Gli impianti convenzionali hanno bisogno di vapore con una temperatura superiore ai 150°C e sono disponibili nel tipo a contropressione (con scarico diretto nell'atmosfera) e a condensazione. Gli impianti a contropressione sono più semplici e meno costosi. Il vapore, proveniente direttamente dai pozzi (se il vapore è secco) oppure dopo la separazione della parte liquida (se il vapore e composto anche da una parte umida) passa attraverso la turbina ed è poi scaricato nell'atmosfera. Con questo tipo di unità, il consumo di vapore (considerando un'eguale pressione di ingresso) per kilowattora prodotto è quasi il doppio di quello di un impianto a condensazione. Tuttavia, le turbine a gas di scarico in atmosfera sono estremamente utili come impianti pilota o nel caso di piccole forniture da pozzi isolati, e per la generazione di elettricità da pozzi di prova durante lo sviluppo dell'impianto. Essi sono utilizzati anche quando il vapore ha un elevato contenuto di gas non condensabili (> 12% in peso). Le unità a contropressione possono essere installate in pochi mesi e le dimensioni non superano normalmente i 5 MW.
Gli impianti a condensazione risultano più complessi di quelli a contropressione e hanno tempi di costruzione e costi maggiori. Però hanno il grosso vantaggio di sfruttare con maggiore efficienza (circa il doppio) la risorsa geotermica. Anche la potenza finale dell'impianto può essere molto maggiore, infatti, si può arrivare fino a centrali da 100MW e oltre.

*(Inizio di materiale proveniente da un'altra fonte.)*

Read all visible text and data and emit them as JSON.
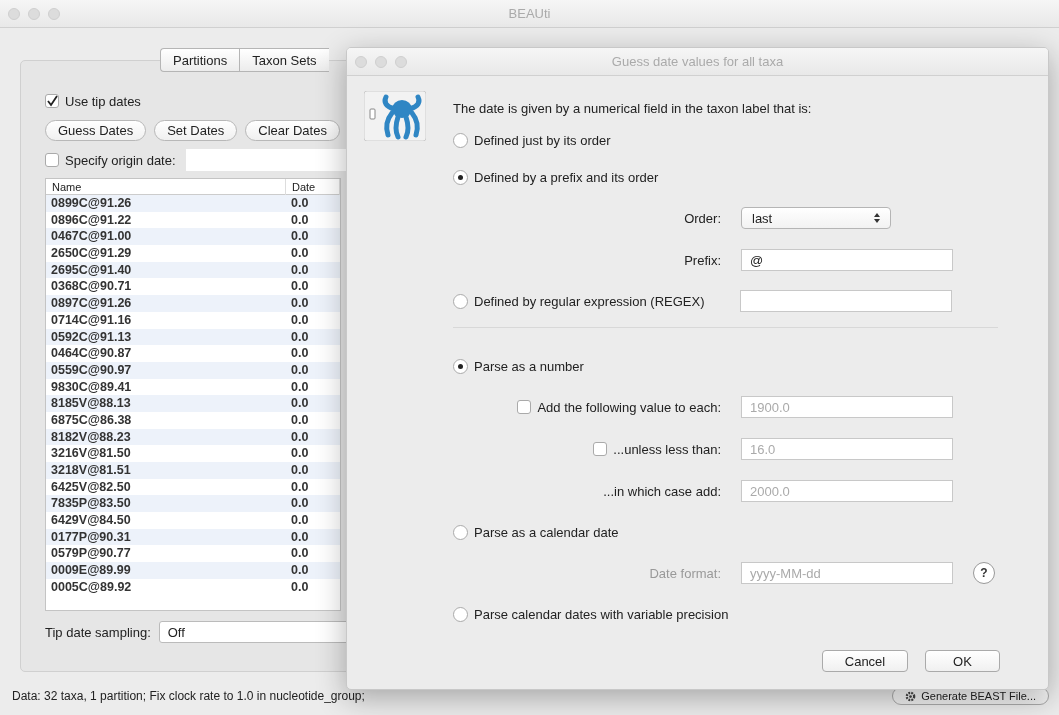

Nel caso in cui la risorsa geotermica sia ad acqua dominante non è più possibile sfruttare le centrali convenzionali ma vanno usato gli impianti a ciclo combinato, cioè impianti che sfruttano la fonte geotermica (a temperatura medio-bassa) per riscaldare un fluido secondario che verrà poi usato per far azionare la turbina. Il fluido secondario è caratterizzato da avere un basso punto di ebollizione tale che sia possibile superarlo anche con fluidi a temperatura limitata. In particolare, è possibile costruire impianti binari, che sfruttano fluidi geotermici con temperature comprese tra 85° e 170°C. Gli impianti hanno normalmente potenze massime di qualche MW che però sarebbero più che sufficienti a fornire elettricità a piccole aree isolate garantendo continuità di energia nell'arco delle 24 ore.